A Question of Business by G.GUNASEGARAM

Bank Negara’s move to let rates rise, when it may encourage more money to flow in and economic recovery is nascent, puzzles

IT’S easy to understand why Bank Negara raised the amount of interest-free deposits (SRR - statutory reserve requirements) that had to be kept with it by banks by another percentage point to 3% of total deposits. It is to mop up excessive inflows of money.

But it is puzzling why it decided to simultaneously increase the overnight policy rate or OPR, a gauge of the interest rates the central bank offers or pays when intervening on the money markets, by a further 0.25 percentage point to 3%.

This not only results in an across-the-board increase in the cost of doing business by an automatic increase in the base lending rate (BLR – the reference rate to which most lending rates are pegged), it also attracts further inflows of funds to take advantage of the increased interest rates.

Banks have already raised their BLR by 0.3 percentage point to 6.6% and their deposit rates by a similar amount.

The SRR basically restricts the availability of liquidity by tying up funds so that they remain with Bank Negara. This in turn restricts the ability of banks to lend money, helping to ensure that inflows of money don’t find their way into the system.



Bank Negara takes pains to explain that the change in SRR does not reflect a change in monetary stance and is simply a tool to manage liquidity. It adds that the OPR is the sole indicator used to signal the stance of monetary policy.

The simplest way to interpret the latest move then is that Bank Negara feels that there is some amount of excessive demand and this needs to be cooled down. But how can that be so when the overall economy is by some indications growing by less than 5%.

It would be imprudent to raise interest rates and raise costs for all sectors when say, only the property sector, and that too in only some areas, needs cooling off. This has already been dealt with via administrative measures such as 70% financing for those who already have more than two houses.

Perhaps, the central bank is concerned about inflation. Sure, everyone is. But most of this is caused by rising prices of inputs, especially of oil and commodities, rather than sharply increased demand. Raising rates won’t solve the problem but may curtail economic activity when more of it is sorely needed.

The last reason could be to help depositors get a real rate of return so as to encourage savings. But again, the idea is to get spending up which means one would want to discourage savings right now, especially with so much liquidity sloshing around the place.

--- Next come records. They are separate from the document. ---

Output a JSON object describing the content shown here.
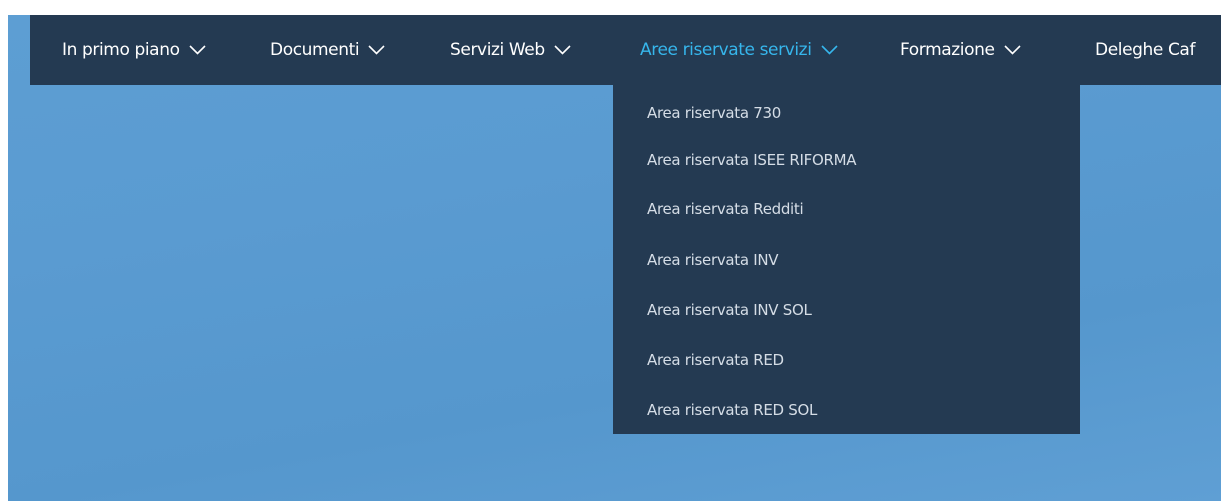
{
  "nav": {
    "items": [
      {
        "label": "In primo piano",
        "has_chevron": true
      },
      {
        "label": "Documenti",
        "has_chevron": true
      },
      {
        "label": "Servizi Web",
        "has_chevron": true
      },
      {
        "label": "Aree riservate servizi",
        "has_chevron": true,
        "active": true
      },
      {
        "label": "Formazione",
        "has_chevron": true
      },
      {
        "label": "Deleghe Caf",
        "has_chevron": false
      }
    ]
  },
  "dropdown": {
    "items": [
      {
        "label": "Area riservata 730"
      },
      {
        "label": "Area riservata ISEE RIFORMA"
      },
      {
        "label": "Area riservata Redditi"
      },
      {
        "label": "Area riservata INV"
      },
      {
        "label": "Area riservata INV SOL"
      },
      {
        "label": "Area riservata RED"
      },
      {
        "label": "Area riservata RED SOL"
      }
    ]
  },
  "colors": {
    "nav_bg": "#243a52",
    "active_text": "#36b6ec",
    "page_bg": "#5a9bd1"
  },
  "icons": {
    "chevron": "chevron-down-icon"
  }
}
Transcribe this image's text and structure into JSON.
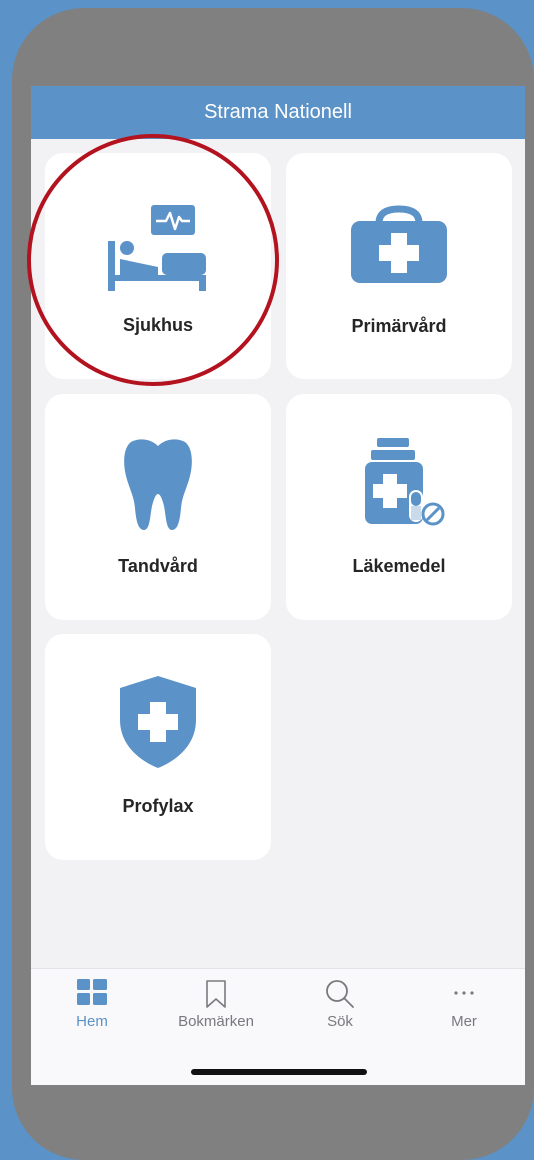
{
  "header": {
    "title": "Strama Nationell"
  },
  "tiles": [
    {
      "label": "Sjukhus",
      "icon": "hospital-bed-icon"
    },
    {
      "label": "Primärvård",
      "icon": "medical-bag-icon"
    },
    {
      "label": "Tandvård",
      "icon": "tooth-icon"
    },
    {
      "label": "Läkemedel",
      "icon": "medicine-bottle-icon"
    },
    {
      "label": "Profylax",
      "icon": "shield-cross-icon"
    }
  ],
  "tabbar": {
    "items": [
      {
        "label": "Hem",
        "icon": "grid-icon",
        "active": true
      },
      {
        "label": "Bokmärken",
        "icon": "bookmark-icon",
        "active": false
      },
      {
        "label": "Sök",
        "icon": "search-icon",
        "active": false
      },
      {
        "label": "Mer",
        "icon": "more-icon",
        "active": false
      }
    ]
  },
  "colors": {
    "accent": "#5b92c7",
    "highlight": "#b3121f",
    "background": "#f2f2f5"
  }
}
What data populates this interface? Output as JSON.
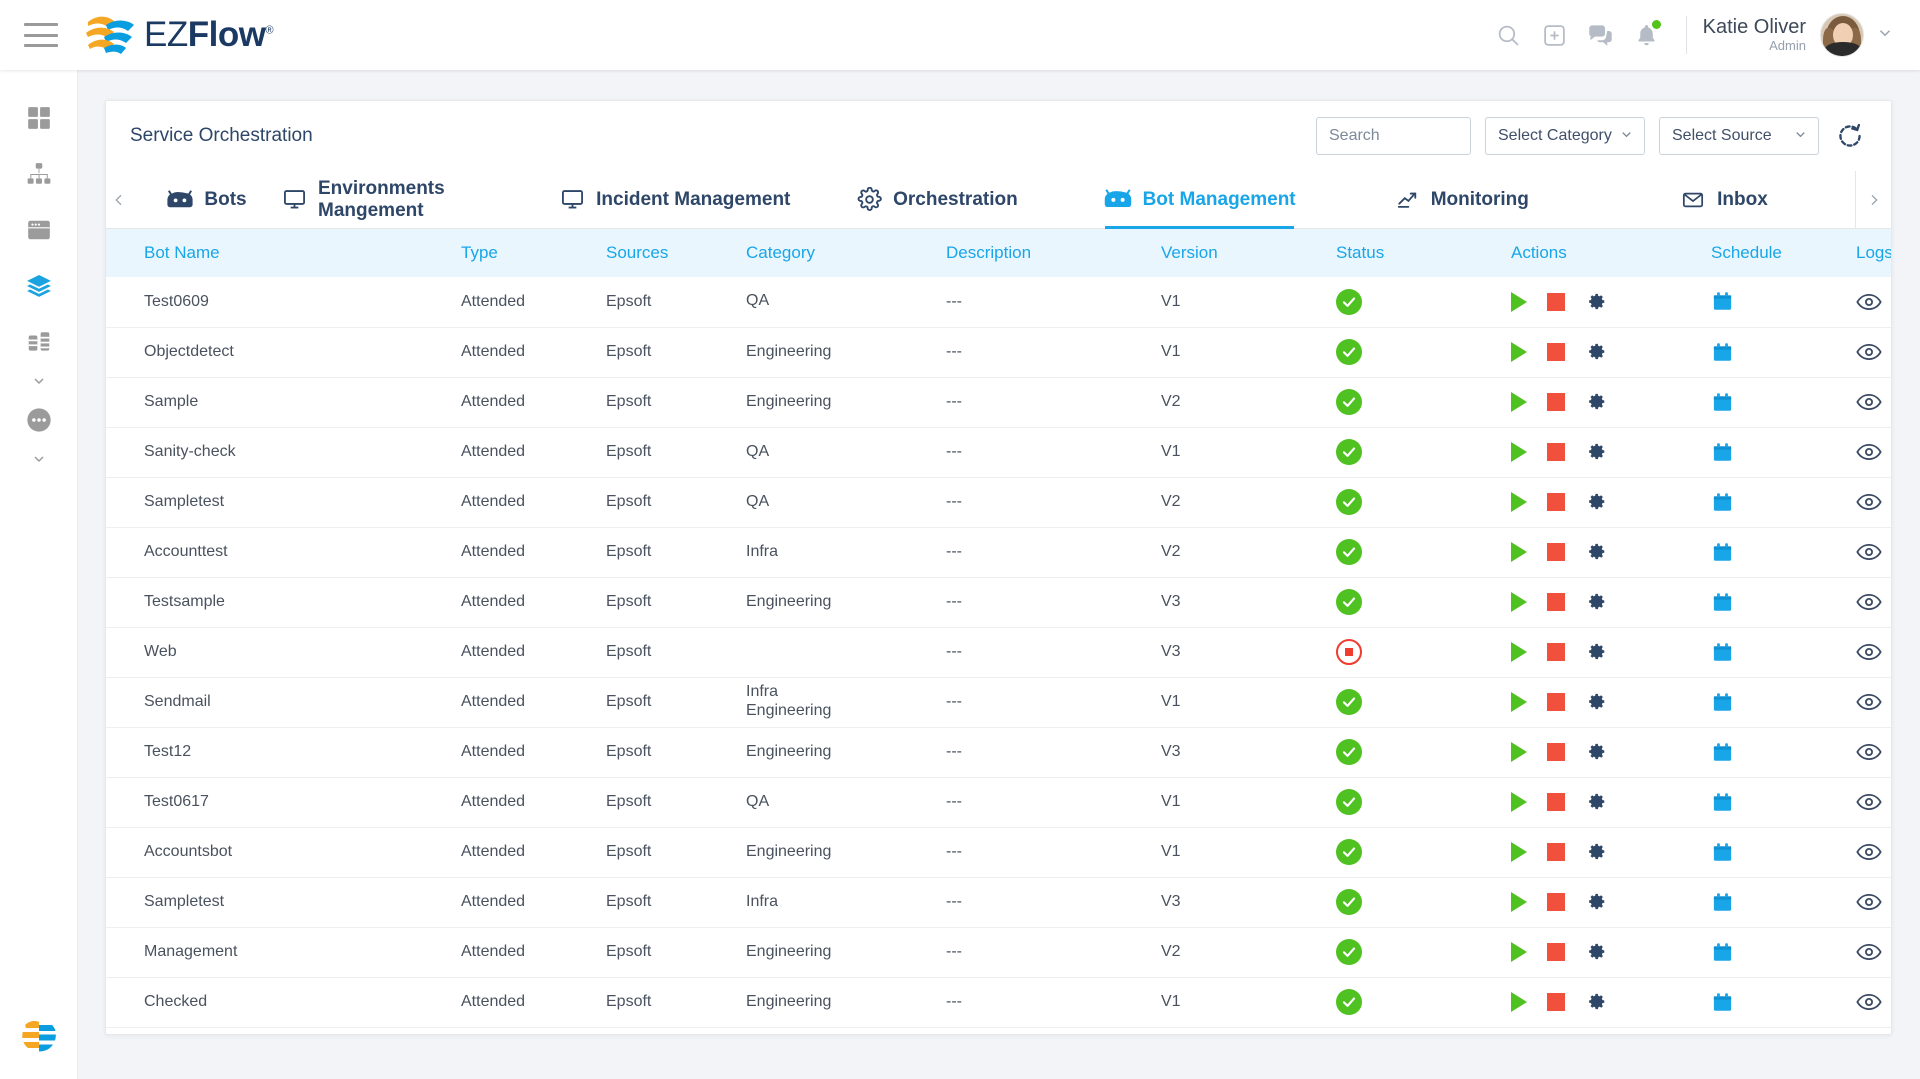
{
  "brand": {
    "ez": "EZ",
    "flow": "Flow",
    "reg": "®"
  },
  "topbar": {
    "icons": [
      "search-icon",
      "add-box-icon",
      "chat-icon",
      "bell-icon"
    ],
    "user_name": "Katie Oliver",
    "user_role": "Admin"
  },
  "sidebar": {
    "items": [
      {
        "name": "dashboard-grid-icon",
        "active": false
      },
      {
        "name": "sitemap-icon",
        "active": false
      },
      {
        "name": "window-icon",
        "active": false
      },
      {
        "name": "layers-icon",
        "active": true
      },
      {
        "name": "server-icon",
        "active": false,
        "chevron": true
      },
      {
        "name": "more-dots-icon",
        "active": false,
        "chevron": true
      }
    ]
  },
  "card": {
    "title": "Service Orchestration",
    "search_placeholder": "Search",
    "search_value": "",
    "category_select": "Select Category",
    "source_select": "Select Source",
    "refresh_label": "refresh-icon"
  },
  "tabs": [
    {
      "label": "Bots",
      "icon": "android-bot-icon",
      "active": false
    },
    {
      "label": "Environments Mangement",
      "icon": "monitor-icon",
      "active": false
    },
    {
      "label": "Incident Management",
      "icon": "monitor-icon",
      "active": false
    },
    {
      "label": "Orchestration",
      "icon": "gear-icon",
      "active": false
    },
    {
      "label": "Bot Management",
      "icon": "android-bot-icon",
      "active": true
    },
    {
      "label": "Monitoring",
      "icon": "trend-up-icon",
      "active": false
    },
    {
      "label": "Inbox",
      "icon": "envelope-icon",
      "active": false
    }
  ],
  "table": {
    "columns": [
      "Bot Name",
      "Type",
      "Sources",
      "Category",
      "Description",
      "Version",
      "Status",
      "Actions",
      "Schedule",
      "Logs"
    ],
    "rows": [
      {
        "name": "Test0609",
        "type": "Attended",
        "source": "Epsoft",
        "category": "QA",
        "description": "---",
        "version": "V1",
        "status": "running"
      },
      {
        "name": "Objectdetect",
        "type": "Attended",
        "source": "Epsoft",
        "category": "Engineering",
        "description": "---",
        "version": "V1",
        "status": "running"
      },
      {
        "name": "Sample",
        "type": "Attended",
        "source": "Epsoft",
        "category": "Engineering",
        "description": "---",
        "version": "V2",
        "status": "running"
      },
      {
        "name": "Sanity-check",
        "type": "Attended",
        "source": "Epsoft",
        "category": "QA",
        "description": "---",
        "version": "V1",
        "status": "running"
      },
      {
        "name": "Sampletest",
        "type": "Attended",
        "source": "Epsoft",
        "category": "QA",
        "description": "---",
        "version": "V2",
        "status": "running"
      },
      {
        "name": "Accounttest",
        "type": "Attended",
        "source": "Epsoft",
        "category": "Infra",
        "description": "---",
        "version": "V2",
        "status": "running"
      },
      {
        "name": "Testsample",
        "type": "Attended",
        "source": "Epsoft",
        "category": "Engineering",
        "description": "---",
        "version": "V3",
        "status": "running"
      },
      {
        "name": "Web",
        "type": "Attended",
        "source": "Epsoft",
        "category": "",
        "description": "---",
        "version": "V3",
        "status": "stopped"
      },
      {
        "name": "Sendmail",
        "type": "Attended",
        "source": "Epsoft",
        "category": "Infra\nEngineering",
        "description": "---",
        "version": "V1",
        "status": "running"
      },
      {
        "name": "Test12",
        "type": "Attended",
        "source": "Epsoft",
        "category": "Engineering",
        "description": "---",
        "version": "V3",
        "status": "running"
      },
      {
        "name": "Test0617",
        "type": "Attended",
        "source": "Epsoft",
        "category": "QA",
        "description": "---",
        "version": "V1",
        "status": "running"
      },
      {
        "name": "Accountsbot",
        "type": "Attended",
        "source": "Epsoft",
        "category": "Engineering",
        "description": "---",
        "version": "V1",
        "status": "running"
      },
      {
        "name": "Sampletest",
        "type": "Attended",
        "source": "Epsoft",
        "category": "Infra",
        "description": "---",
        "version": "V3",
        "status": "running"
      },
      {
        "name": "Management",
        "type": "Attended",
        "source": "Epsoft",
        "category": "Engineering",
        "description": "---",
        "version": "V2",
        "status": "running"
      },
      {
        "name": "Checked",
        "type": "Attended",
        "source": "Epsoft",
        "category": "Engineering",
        "description": "---",
        "version": "V1",
        "status": "running"
      }
    ],
    "action_icons": [
      "play-icon",
      "stop-icon",
      "gear-icon"
    ],
    "schedule_icon": "calendar-icon",
    "logs_icon": "eye-icon"
  },
  "colors": {
    "brand_blue": "#18a6e8",
    "brand_navy": "#2e4668",
    "brand_orange": "#f5a623",
    "status_running": "#4fc120",
    "status_stopped": "#f03c2e",
    "header_bg": "#e9f6fd"
  }
}
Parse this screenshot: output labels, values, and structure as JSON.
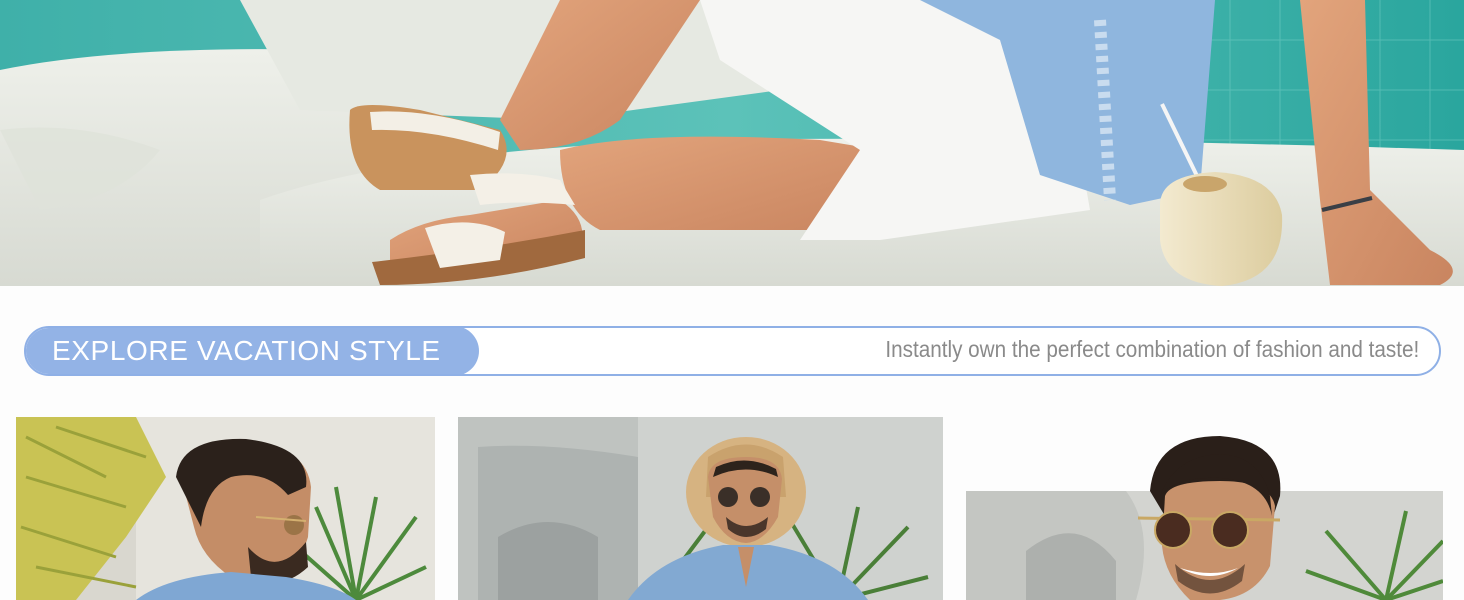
{
  "banner": {
    "title": "EXPLORE VACATION STYLE",
    "tagline": "Instantly own the perfect combination of fashion and taste!"
  },
  "colors": {
    "accent_blue": "#93b3e6",
    "banner_border": "#8fb0e6",
    "tagline_gray": "#8a8a8a",
    "pool_teal": "#46b3ad",
    "shirt_blue": "#8fb6de"
  },
  "images": {
    "hero": "hero-vacation-photo",
    "photos": [
      "model-side-view-photo",
      "model-straw-hat-photo",
      "model-sunglasses-closeup-photo"
    ]
  }
}
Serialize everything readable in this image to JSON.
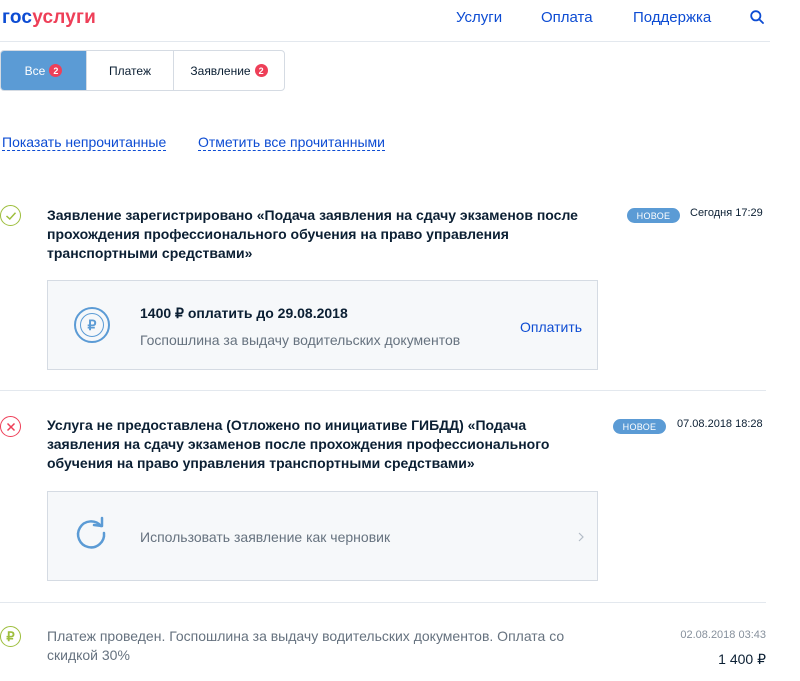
{
  "header": {
    "logo_part1": "гос",
    "logo_part2": "услуги",
    "nav": [
      "Услуги",
      "Оплата",
      "Поддержка"
    ]
  },
  "tabs": [
    {
      "label": "Все",
      "count": "2",
      "active": true
    },
    {
      "label": "Платеж",
      "count": "",
      "active": false
    },
    {
      "label": "Заявление",
      "count": "2",
      "active": false
    }
  ],
  "filters": {
    "show_unread": "Показать непрочитанные",
    "mark_all_read": "Отметить все прочитанными"
  },
  "items": [
    {
      "title": "Заявление зарегистрировано «Подача заявления на сдачу экзаменов после прохождения профессионального обучения на право управления транспортными средствами»",
      "badge": "НОВОЕ",
      "date": "Сегодня 17:29",
      "card": {
        "amount": "1400 ₽ оплатить до 29.08.2018",
        "description": "Госпошлина за выдачу водительских документов",
        "action": "Оплатить"
      }
    },
    {
      "title": "Услуга не предоставлена (Отложено по инициативе ГИБДД) «Подача заявления на сдачу экзаменов после прохождения профессионального обучения на право управления транспортными средствами»",
      "badge": "НОВОЕ",
      "date": "07.08.2018 18:28",
      "card": {
        "action": "Использовать заявление как черновик"
      }
    },
    {
      "text": "Платеж проведен. Госпошлина за выдачу водительских документов. Оплата со скидкой 30%",
      "date": "02.08.2018 03:43",
      "amount": "1 400 ₽"
    }
  ],
  "colors": {
    "accent": "#0d4cd3",
    "logo_red": "#ee3f58",
    "badge_blue": "#5b9bd5",
    "success": "#9dbe3c",
    "error": "#ee3f58"
  }
}
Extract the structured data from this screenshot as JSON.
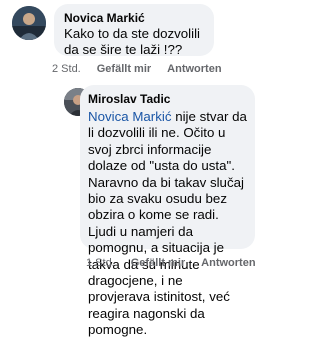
{
  "comments": [
    {
      "author": "Novica Markić",
      "text": "Kako to da ste dozvolili da se šire te laži !??",
      "time": "2 Std.",
      "like_label": "Gefällt mir",
      "reply_label": "Antworten"
    },
    {
      "author": "Miroslav Tadic",
      "mention": "Novica Markić",
      "text": " nije stvar da li dozvolili ili ne. Očito u svoj zbrci informacije dolaze od \"usta do usta\". Naravno da bi takav slučaj bio za svaku osudu bez obzira o kome se radi. Ljudi u namjeri da pomognu, a situacija je takva da su minute dragocjene, i ne provjerava istinitost, već reagira nagonski da pomogne.",
      "time": "1 Std.",
      "like_label": "Gefällt mir",
      "reply_label": "Antworten"
    }
  ]
}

One can only speculate about Bank Negara’s reasons for letting interest rates rise, especially since rising domestic interest rates and when US interest rates stay low and close to zero, will attract further inflows of hot money and make liquidity management more difficult.

Since the beginning of last year, the OPR has been increased four times, each time by 0.25 percentage point, to make in all a full-percentage-point rise in the OPR. The BLR would have mirrored largely this rise in OPR too.

If you were paying 5% a year for your housing loan a year ago, for instance, it would mean a significant 20% increase in interest costs. And that applies to businesses too.

Still, the OPR is a half a percentage point below what it was before the onset of the world financial crisis in 2008. From that vantage point, Bank Negara’s rate increase still seems within reasonable limits.

But it has to beware of further interest rate hikes during a period when both confidence as well as economic activity is still not strong, especially when a situation of easy liquidity warrants a lower – not higher – interest rate.

By all means, raise the SRR to rein in liquidity, but be more careful about increasing interest rates – there are many downside perils.

Managing editor P Gunasegaram feels that interest rates and money, like water, eventually find their own level.